Remittances by migrant labourers to their families back home are still much lower than the pre-Covid level, an indication that this key constituent of the informal labour force is yet to recover from the Covid blow.

According to banks and payments companies, domestic remittances by migrant labourers is still at about 70 per cent of the pre-lockdown level and the ticket size of the money they send home has also shrunk.

“On a month-on-month basis, domestic remittances are largely back to 80-85 per cent of pre-Covid level. The initial climb back was pretty steep. But my sense is that now onwards, it will be a bit of a slow journey and the last 20 per cent can take anywhere between two and three months to cover.
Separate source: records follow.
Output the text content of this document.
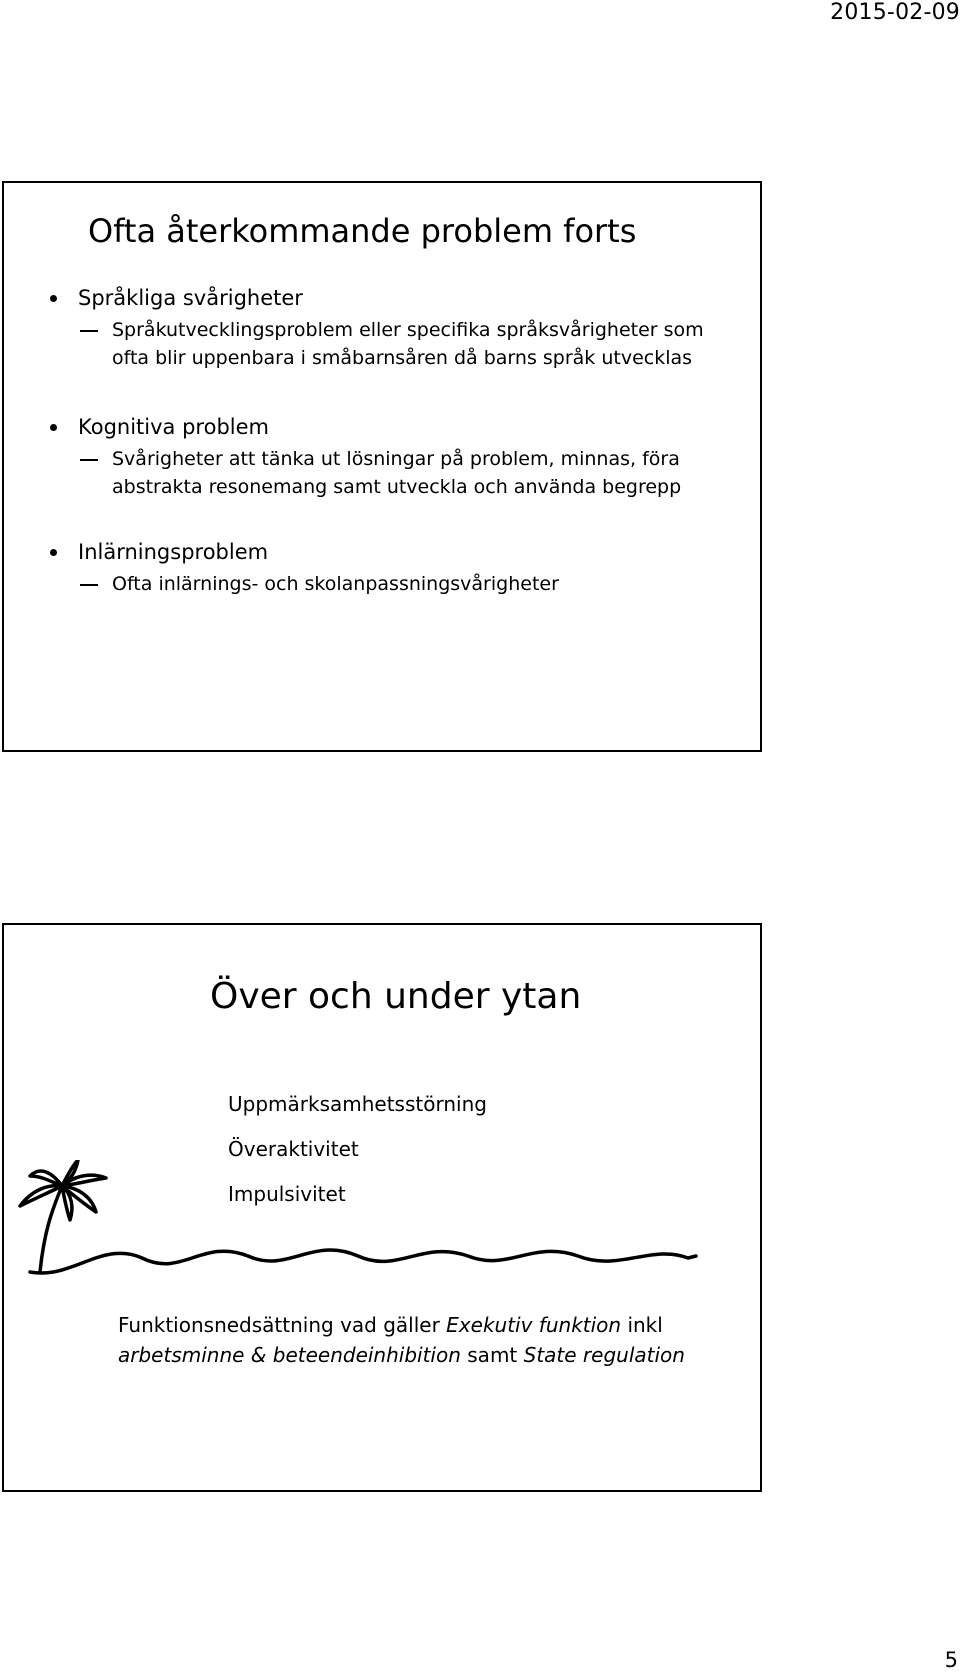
2015-02-09
Ofta återkommande problem forts
Språkliga svårigheter
Språkutvecklingsproblem eller specifika språksvårigheter som ofta blir uppenbara i småbarnsåren då barns språk utvecklas
Kognitiva problem
Svårigheter att tänka ut lösningar på problem, minnas, föra abstrakta resonemang samt utveckla och använda begrepp
Inlärningsproblem
Ofta inlärnings- och skolanpassningsvårigheter
Över och under ytan
Uppmärksamhetsstörning
Överaktivitet
Impulsivitet

Funktionsnedsättning vad gäller Exekutiv funktion inkl arbetsminne & beteendeinhibition samt State regulation

5
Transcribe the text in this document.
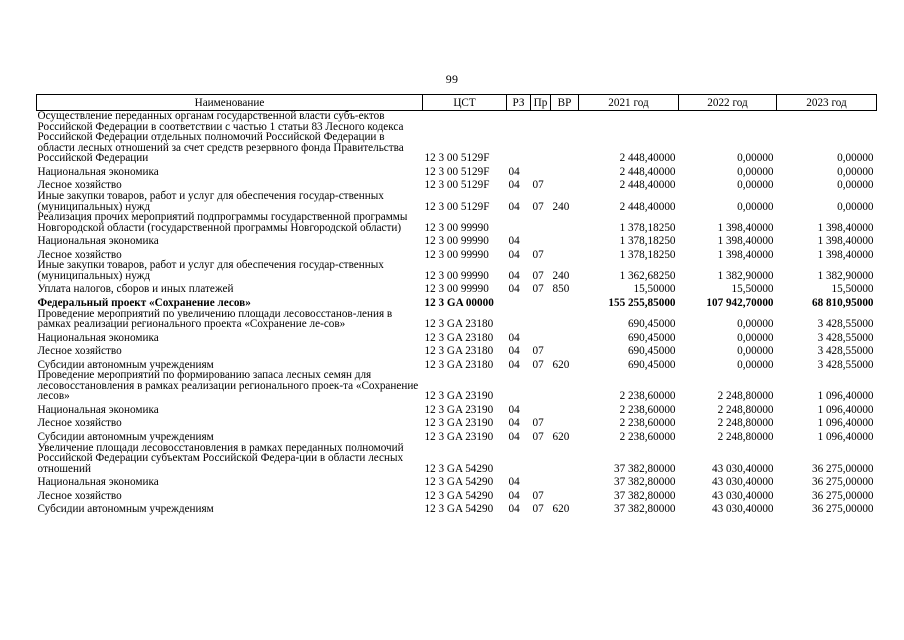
99
Наименование	ЦСТ	РЗ	Пр	ВР	2021 год	2022 год	2023 год
Осуществление переданных органам государственной власти субъ-ектов Российской Федерации в соответствии с частью 1 статьи 83 Лесного кодекса Российской Федерации отдельных полномочий Российской Федерации в области лесных отношений за счет средств резервного фонда Правительства Российской Федерации	12 3 00 5129F				2 448,40000	0,00000	0,00000
Национальная экономика	12 3 00 5129F	04			2 448,40000	0,00000	0,00000
Лесное хозяйство	12 3 00 5129F	04	07		2 448,40000	0,00000	0,00000
Иные закупки товаров, работ и услуг для обеспечения государ-ственных (муниципальных) нужд	12 3 00 5129F	04	07	240	2 448,40000	0,00000	0,00000
Реализация прочих мероприятий подпрограммы государственной программы Новгородской области (государственной программы Новгородской области)	12 3 00 99990				1 378,18250	1 398,40000	1 398,40000
Национальная экономика	12 3 00 99990	04			1 378,18250	1 398,40000	1 398,40000
Лесное хозяйство	12 3 00 99990	04	07		1 378,18250	1 398,40000	1 398,40000
Иные закупки товаров, работ и услуг для обеспечения государ-ственных (муниципальных) нужд	12 3 00 99990	04	07	240	1 362,68250	1 382,90000	1 382,90000
Уплата налогов, сборов и иных платежей	12 3 00 99990	04	07	850	15,50000	15,50000	15,50000
Федеральный проект «Сохранение лесов»	12 3 GA 00000				155 255,85000	107 942,70000	68 810,95000
Проведение мероприятий по увеличению площади лесовосстанов-ления в рамках реализации регионального проекта «Сохранение ле-сов»	12 3 GA 23180				690,45000	0,00000	3 428,55000
Национальная экономика	12 3 GA 23180	04			690,45000	0,00000	3 428,55000
Лесное хозяйство	12 3 GA 23180	04	07		690,45000	0,00000	3 428,55000
Субсидии автономным учреждениям	12 3 GA 23180	04	07	620	690,45000	0,00000	3 428,55000
Проведение мероприятий по формированию запаса лесных семян для лесовосстановления в рамках реализации регионального проек-та «Сохранение лесов»	12 3 GA 23190				2 238,60000	2 248,80000	1 096,40000
Национальная экономика	12 3 GA 23190	04			2 238,60000	2 248,80000	1 096,40000
Лесное хозяйство	12 3 GA 23190	04	07		2 238,60000	2 248,80000	1 096,40000
Субсидии автономным учреждениям	12 3 GA 23190	04	07	620	2 238,60000	2 248,80000	1 096,40000
Увеличение площади лесовосстановления в рамках переданных полномочий Российской Федерации субъектам Российской Федера-ции в области лесных отношений	12 3 GA 54290				37 382,80000	43 030,40000	36 275,00000
Национальная экономика	12 3 GA 54290	04			37 382,80000	43 030,40000	36 275,00000
Лесное хозяйство	12 3 GA 54290	04	07		37 382,80000	43 030,40000	36 275,00000
Субсидии автономным учреждениям	12 3 GA 54290	04	07	620	37 382,80000	43 030,40000	36 275,00000
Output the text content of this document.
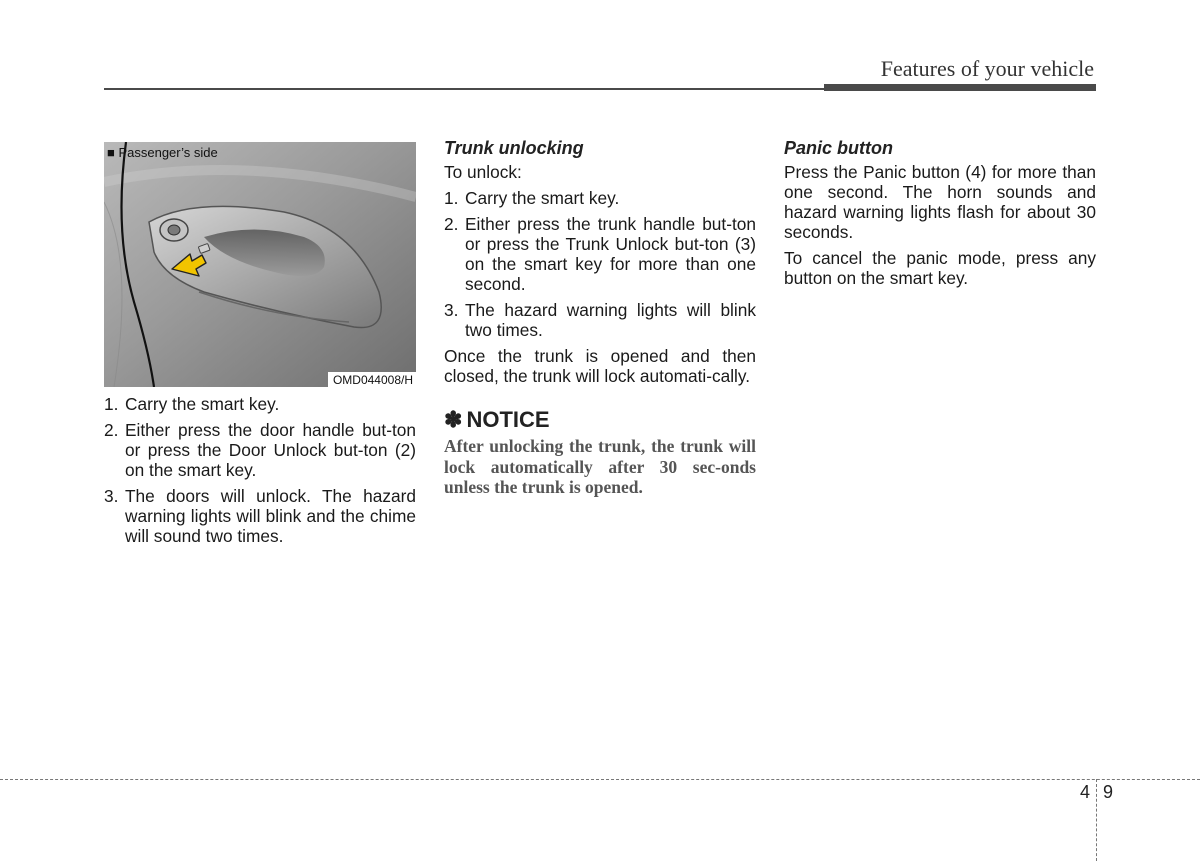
Features of your vehicle
■ Passenger’s side
OMD044008/H
1. Carry the smart key.
2. Either press the door handle but-ton or press the Door Unlock but-ton (2) on the smart key.
3. The doors will unlock. The hazard warning lights will blink and the chime will sound two times.
Trunk unlocking

To unlock:

1. Carry the smart key.
2. Either press the trunk handle but-ton or press the Trunk Unlock but-ton (3) on the smart key for more than one second.
3. The hazard warning lights will blink two times.

Once the trunk is opened and then closed, the trunk will lock automati-cally.

✽ NOTICE
After unlocking the trunk, the trunk will lock automatically after 30 sec-onds unless the trunk is opened.
Panic button

Press the Panic button (4) for more than one second. The horn sounds and hazard warning lights flash for about 30 seconds.

To cancel the panic mode, press any button on the smart key.

4 9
It may be February-end before we get back to pre-Covid level,” said Ashish Ahuja, Chief Operating Officer, Fino Payments Bank.

Slowing income

While most workers have returned to their jobs before the pandemic, their income level may have gone down going by the slight drop in the ticket size of remittance.

While the pre-lockdown ticket size of the remittance was about ₹3,000 per transaction, it has now gone down to about ₹2,400-2,500, Ahuja said.

Abhinav Sinha, Co-founder, Eko Financial Services, also said that at an industry level, domestic remittances are at about 65-70 per cent of pre-lockdown level.

He pegged the domestic remittance market at about ₹10,000 crore per month before the pandemic and the lockdown.

“Typically, migrants sent back anywhere between ₹3,300 and ₹3,500 per transaction before the pandemic,” he said, adding that about 30-40 per cent of customers would send this amount twice back home every month, especially from bigger cities such as Delhi and Mumbai.

Bankers point out that sectors such as hospitality, retail and real estate are yet to become fully operational and even those self-employed as cab and auto drivers are impacted as a large number of people still work from home. These factors have impacted the income of migrant workers.